Managing the Challenging Employee

Creating a positive relationship with someone that challenges you can be a very difficult, but also rewarding, experience. There are ways to do this that reduces stress for everyone.

Managing a challenging employee can be difficult

Managers need to work with a variety of different personality styles. In this video I want to talk about how to work best with the individuals who are more challenging. These employees may be obstinate, or may be doing the things that you think they shouldn’t be doing. There are effective ways to do this that will reduce the stress on both sides.

This topic was generated from a question that came in from a member of the Learning Resource Center. She posed a situation where one of her managers continues to make decisions outside of the realm of her responsibilities. Unfortunately, these decisions are really based on the needs of an individual employee versus looking at the company perspective in terms of the decision. She has had conversations with this manager about the decision-making process. She thinks that they are on the same page and then, bam, it happens again in another way or another different situation. She is confused about whether she’s not giving enough clear direction, or if she should be waiting longer to see changes happen. Both of those could be the case.

And then, in a related question that came in to me, someone said how do you deal with an insubordinate employee. I feel like these are similar situations, because in both cases the employee is not doing what the manager wants to do and, in fact, is going around them in ways that are frustrating and are ineffective for everybody.

Is this behavior in the employee’s nature?

My first take on these situations is to understand whether the individual is the type of person who always wants to challenge the status quo. We can do that in a number of ways, by looking at trends and patterns that we’ve seen with them over working with them over time. Of course you know that I use the assessment tool to have a very, really clear, objective way to look at that, particularly through the manageability scale. If for instance, it’s just who that person is, we have some context for how we can handle them knowing that it’s just their natural way to deal with change or situations. If it’s not, if the person is much more easy-going and willing to go along with the flow, we get a sense that this issue that they’re bucking or resisting is really important to them for some reason.

Understand the employee’s perspective

This gets us to the second point. In order to understand where they’re coming from we really need to understand that this person is doing this behavior for a reason that suits them. They’re trying to get a point across in a way that may not be the most effective way, but it’s the way that they know how to do it. So really try to get out of them where’s this frustration coming from. What’s the root cause? What are the issues? What do they need? By having more of that dialog it’s going to give them the comfort that you understand, that you’re willing to work with them, and that you want to address their issue, even though you may be coming to a different approach in how to do that.

Set clear expectations

Next, make sure you’re very clear about the expectations you have for acceptable behavior. In the example of the manager who continues to make decisions that are based on the needs of an employee versus the whole company, you might have a conversation with the individual about what kinds of decisions they can make on their own, what kind of decisions they would make with your involvement, or what kinds of decisions are not up to them at all.

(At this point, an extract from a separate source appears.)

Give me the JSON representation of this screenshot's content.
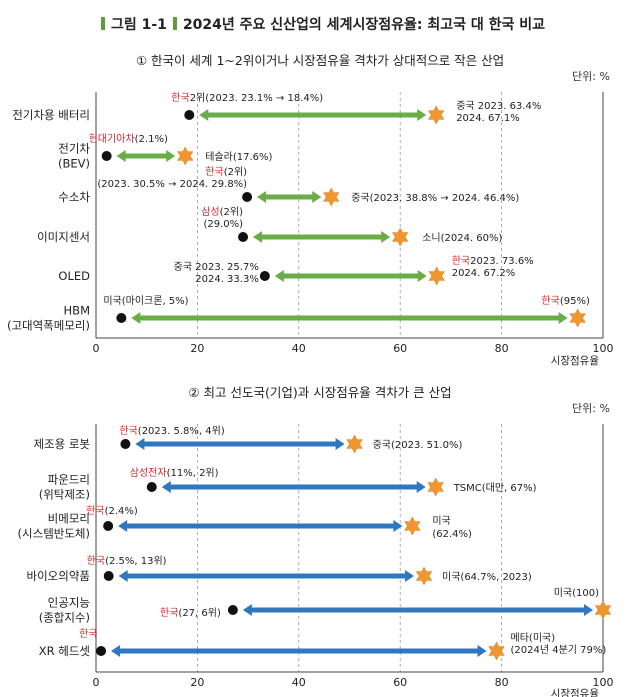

When the individual goes outside of those boundaries, come back with an explanation about where that decision fell in your mind and why it didn’t meet the criteria that was set. Involve them in that discussion about what it was that was not acceptable so they can learn from that situation. So that’s the fourth and last step that I would recommend. That is that you ensure that you have ongoing communication and feedback with the individual to let them know when they’ve gone outside the parameters that you’ve established. What does being obstinate or challenging mean to you? It might mean something different to them.

Create and maintain healthy work relationships

To recap the steps, the first is to really understand who this person is. Do they naturally challenge everything? That’s going to give you greater context to how to work through these kinds of situations. The second it is to understand the root cause of the frustration. Learn what the message is that they’re trying to share, and that will help you work through it more constructively. The third is to set clear expectations about what behaviors are acceptable and what’s not. And the fourth is to give them ongoing, constant feedback when they go outside of those parameters, as well as when they’re meeting your expectations. When you do that you’ll have a much calmer and more effective relationship.